Les "Fang" un peuple venu d’ailleurs aux origines similaires à celles des juifs entourées de fantasmes. de P. Neu, à Charles Seligman en passant par Pierre Alexandre, Du Challu, Ferdinand Grébert et bien d'autres...

En 1887, un certain P. Neu, missionnaire catholique, sonnait l’alarme : « il y a une vingtaine d'années, on ignorait tout de cette tribu. Aujourd'hui ils ont envahi le Gabon de toute part. Mais d'où viennent-ils ? Pourquoi ont-ils quitté en masse leur pays d'origine ? Quelle force inconnue les pousse vers l'Océan ? ». Vingt ans plus tard, dans une savante étude sur le totémisme chez les Fang, le père Trilles n’hésitait pas à peindre les « randonnées fantastiques » de « hordes lancées en avant ».
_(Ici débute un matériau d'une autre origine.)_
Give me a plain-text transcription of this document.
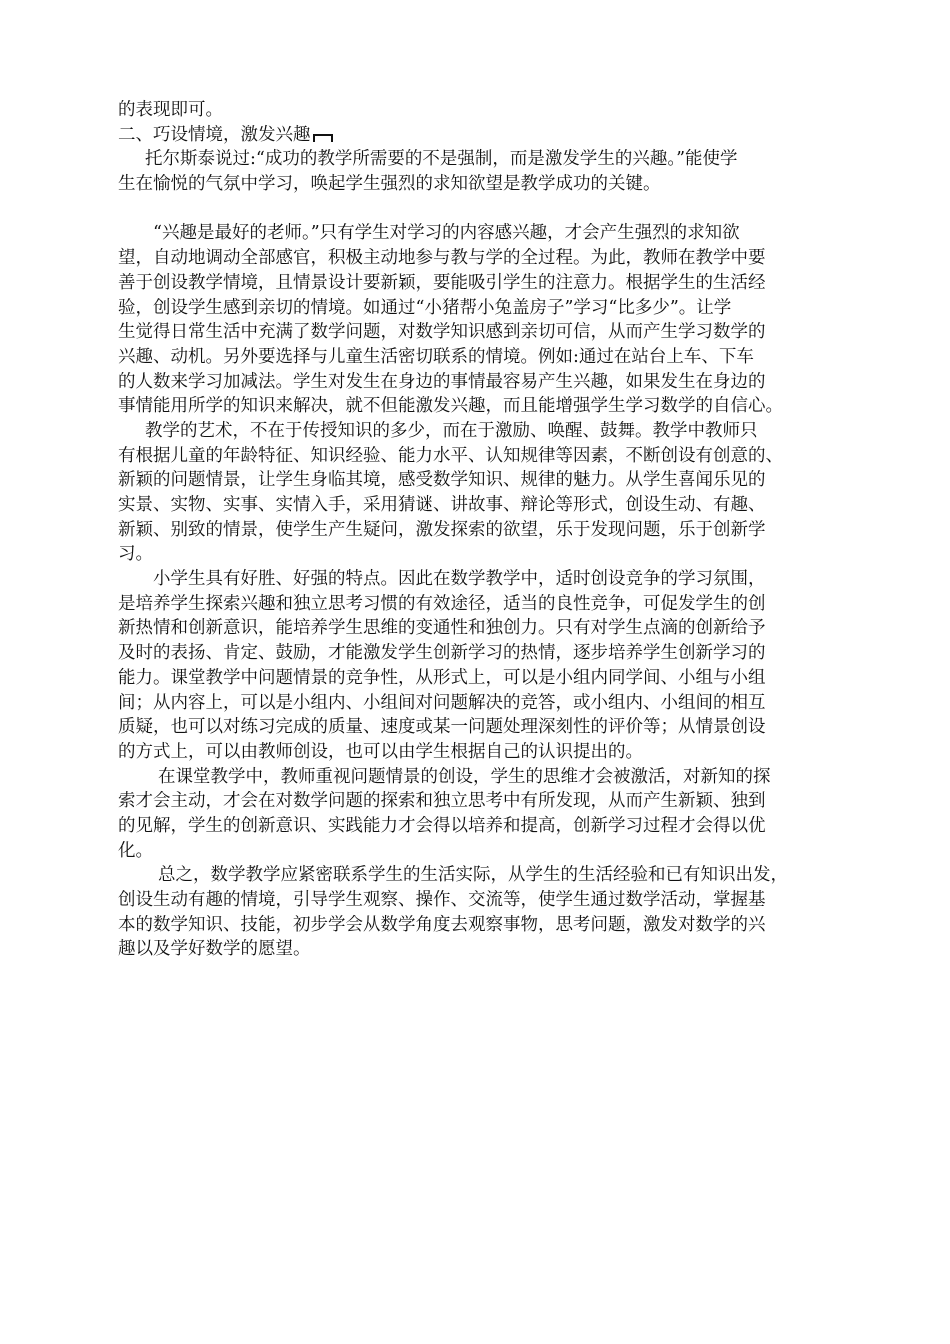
的表现即可。
二、巧设情境，激发兴趣
托尔斯泰说过:“成功的教学所需要的不是强制，而是激发学生的兴趣。”能使学
生在愉悦的气氛中学习，唤起学生强烈的求知欲望是教学成功的关键。
“兴趣是最好的老师。”只有学生对学习的内容感兴趣，才会产生强烈的求知欲
望，自动地调动全部感官，积极主动地参与教与学的全过程。为此，教师在教学中要
善于创设教学情境，且情景设计要新颖，要能吸引学生的注意力。根据学生的生活经
验，创设学生感到亲切的情境。如通过“小猪帮小兔盖房子”学习“比多少”。让学
生觉得日常生活中充满了数学问题，对数学知识感到亲切可信，从而产生学习数学的
兴趣、动机。另外要选择与儿童生活密切联系的情境。例如:通过在站台上车、下车
的人数来学习加减法。学生对发生在身边的事情最容易产生兴趣，如果发生在身边的
事情能用所学的知识来解决，就不但能激发兴趣，而且能增强学生学习数学的自信心。
教学的艺术，不在于传授知识的多少，而在于激励、唤醒、鼓舞。教学中教师只
有根据儿童的年龄特征、知识经验、能力水平、认知规律等因素，不断创设有创意的、
新颖的问题情景，让学生身临其境，感受数学知识、规律的魅力。从学生喜闻乐见的
实景、实物、实事、实情入手，采用猜谜、讲故事、辩论等形式，创设生动、有趣、
新颖、别致的情景，使学生产生疑问，激发探索的欲望，乐于发现问题，乐于创新学
习。
小学生具有好胜、好强的特点。因此在数学教学中，适时创设竞争的学习氛围，
是培养学生探索兴趣和独立思考习惯的有效途径，适当的良性竞争，可促发学生的创
新热情和创新意识，能培养学生思维的变通性和独创力。只有对学生点滴的创新给予
及时的表扬、肯定、鼓励，才能激发学生创新学习的热情，逐步培养学生创新学习的
能力。课堂教学中问题情景的竞争性，从形式上，可以是小组内同学间、小组与小组
间；从内容上，可以是小组内、小组间对问题解决的竞答，或小组内、小组间的相互
质疑，也可以对练习完成的质量、速度或某一问题处理深刻性的评价等；从情景创设
的方式上，可以由教师创设，也可以由学生根据自己的认识提出的。
在课堂教学中，教师重视问题情景的创设，学生的思维才会被激活，对新知的探
索才会主动，才会在对数学问题的探索和独立思考中有所发现，从而产生新颖、独到
的见解，学生的创新意识、实践能力才会得以培养和提高，创新学习过程才会得以优
化。
总之，数学教学应紧密联系学生的生活实际，从学生的生活经验和已有知识出发，
创设生动有趣的情境，引导学生观察、操作、交流等，使学生通过数学活动，掌握基
本的数学知识、技能，初步学会从数学角度去观察事物，思考问题，激发对数学的兴
趣以及学好数学的愿望。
Elles n'ont pas disparu dans nombre d'écrits plus récents, à prétention scientifique, qui continuent d'alimenter le mythe fang. Si pour Charles Seligman (1930) les migrations fang « raided across Africa to the West coast », Pierre Alexandre et J. Binet (1958) dans le chapitre traitant de la répartition régionale des groupes humains du Gabon, ne peuvent s'empêcher de titrer le passage consacré aux Fang, « Les envahisseurs, ou Pahouins proprement dits ». Plus récemment, Annie Merlet parle encore de la « rapidité de progression de cette multitude entreprenante et guerrière ».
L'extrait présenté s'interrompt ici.